30 comentários:
De Iran a 24 de Março de 2007 às 00:41
He,he,he, Santa! Foi assim que eu fiquei numa exposição, diante de um enorme ovo frito pintado no chão e o artista jurava que era uma obra de arte.


De Nido a 24 de Março de 2007 às 10:23
Ou uma ou outra. Nas bienais ou as pessoas tem vergonha de dizer que não entenderam nada ou os artistas que expões não chocam, não dizem nada que valha a pena um comentário.

Fui a SP e dei uma passada na bienal: não entendi bulhufas:)))


De Giulia a 24 de Março de 2007 às 11:05
Santa, acho que existe nisso uma coerência. Se a arte é a expressão de valores e o único valor universal nas culturas contemporânea é o $$$CIFRÃO$$$, como poderia ser diferente? rsrs
E não se trata de valores pequenos, como o pequeno colecionador brega que faz questão de mostrar seus quadritchos para os convidados, são os rios de $$$$$$ que correm nessas megainstalações muitas vezes financiadas por nós mesmos através de patrocínios públicos...


De Saramar a 24 de Março de 2007 às 11:06
Santa, ou os artistas estão cada vez mais introspectivos, ou o resto do mundo está todo burro.

beijos


De Catacontos a 24 de Março de 2007 às 11:09
Toda obra de arte tem um discurso seja ela antiga, acadêmica, moderna, pós-moderna. E é aberta para diferentes leituras. O público reconhece. Nada precisa ser forjado.
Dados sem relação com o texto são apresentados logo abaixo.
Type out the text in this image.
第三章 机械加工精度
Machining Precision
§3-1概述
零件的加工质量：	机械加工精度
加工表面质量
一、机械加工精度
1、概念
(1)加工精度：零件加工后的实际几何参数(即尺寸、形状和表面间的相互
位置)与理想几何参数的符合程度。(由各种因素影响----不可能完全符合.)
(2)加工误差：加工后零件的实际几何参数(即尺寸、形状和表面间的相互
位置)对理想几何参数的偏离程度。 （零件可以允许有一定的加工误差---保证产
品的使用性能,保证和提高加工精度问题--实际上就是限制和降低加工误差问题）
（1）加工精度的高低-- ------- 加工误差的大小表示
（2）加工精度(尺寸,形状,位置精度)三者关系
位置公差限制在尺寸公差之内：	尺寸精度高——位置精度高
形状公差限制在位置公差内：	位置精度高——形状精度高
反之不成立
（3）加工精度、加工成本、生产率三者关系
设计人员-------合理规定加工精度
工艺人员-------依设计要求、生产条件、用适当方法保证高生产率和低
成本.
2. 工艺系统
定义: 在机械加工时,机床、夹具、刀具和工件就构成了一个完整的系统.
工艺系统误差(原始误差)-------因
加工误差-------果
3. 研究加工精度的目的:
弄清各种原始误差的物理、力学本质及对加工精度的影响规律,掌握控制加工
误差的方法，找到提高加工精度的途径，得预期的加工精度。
De Fabiana a 24 de Março de 2007 às 12:35
Santa,


O que eu gosto do teu blog é que consigo comentar tudo até mesmo (e quase sempre) do que não conheço. Fico a vontade. Afinal é uma Santa e tem que perdoar:))

Vou dizer: eu gosto de arte que me encha os olhos de beleza. E ponto.


De Serjão a 24 de Março de 2007 às 12:38
Santa;
Dei uma gargalhada quando li a frase do taxista. Fiquei imaginando ele dizendo isso com a fina ironia inglesa. E esse deve ser inglês mesmo. Na maioria das vezes eles são indianos e paquistaneses mas aí provavelmente nem se interessariam por museus.

Vamos por partes
Primeiro que o preço nada tem a ver com isso. O British Museum também é 0800 e é muito legal. E há museus que cobram uma grana e nem sempre são o que se espera.

Mas não se pode tirar a razão do cab driver inglês. Ele com uma só frase detona algumas falácias. A do sujeito que fica admirando alguma manifestação artística não entendendo picas mas fazendo cara de inteligencia e contemplamento para não parecer burro. E também alfineta o artista que vai lá, excreta sua obra, chama aquilo de "meu conceito" e estamos conversados.

Poucas vezes uma frase só foi tão devastadora. E além disso tudo fica evidente uma outra mentalidade, muuuito diferente da nossa. Para um morador de país sério e liberal, não existe almoço, nem museu, grátis.

Muito bom este motorista. Preciso conhecê-lo
Adorei o post.

Abraços de seu devoto.
PS: Vc dedica este post ao Ricardo e se vc o faz deve ser mais do que merecido. Mas eu nunca vi nada tão com a cara de Dom Walter Carrilho, crítico mordaz destes personagens.


De Daniel J. Butzke a 24 de Março de 2007 às 13:00
Santinha você é o máximo! Eu estou em frente ao computador com a mesma postura física desolada (ombros caidos) do motorista de taxi.

E outra: Eu nunca vi um especialista em arte, curador, o que valha, falar sobre a importância dos museus vivos. Ou as cidades de Ouro Preto (MG), Olinda (PE), ou o Bairro de La Boba ( na Argentina) não representam o contato direto do público com a obra de arte??


De Daniel J. Butzke a 24 de Março de 2007 às 13:00
Santinha você é o máximo! Eu estou em frente ao computador com a mesma postura física desolada (ombros caidos) do motorista de taxi.

E outra: Eu nunca vi um especialista em arte, curador, o que valha, falar sobre a importância dos museus vivos. Ou as cidades de Ouro Preto (MG), Olinda (PE), ou o Bairro de La Boba ( na Argentina) não representam o contato direto do público com a obra de arte??


De Clê a 24 de Março de 2007 às 13:18
Sannnnnnnta,

Por mais que tente explicar o conceito da des - materialização da arte, menos eu entendo. Se des - materializa, então destrói. Vira pó. Não é mais arte. É isso? Pois saibam que não é isso. Alguns artistas, de arte contemporânea, conceitual (para exemplificar) negam a pintura (como algo do passado, ultrapassado) e inventam uma instalação com uma geladeira velha pintada (isso não é material?) e dizem que é uma obra de arte. Ah! Ta. É um conceito. Entendi.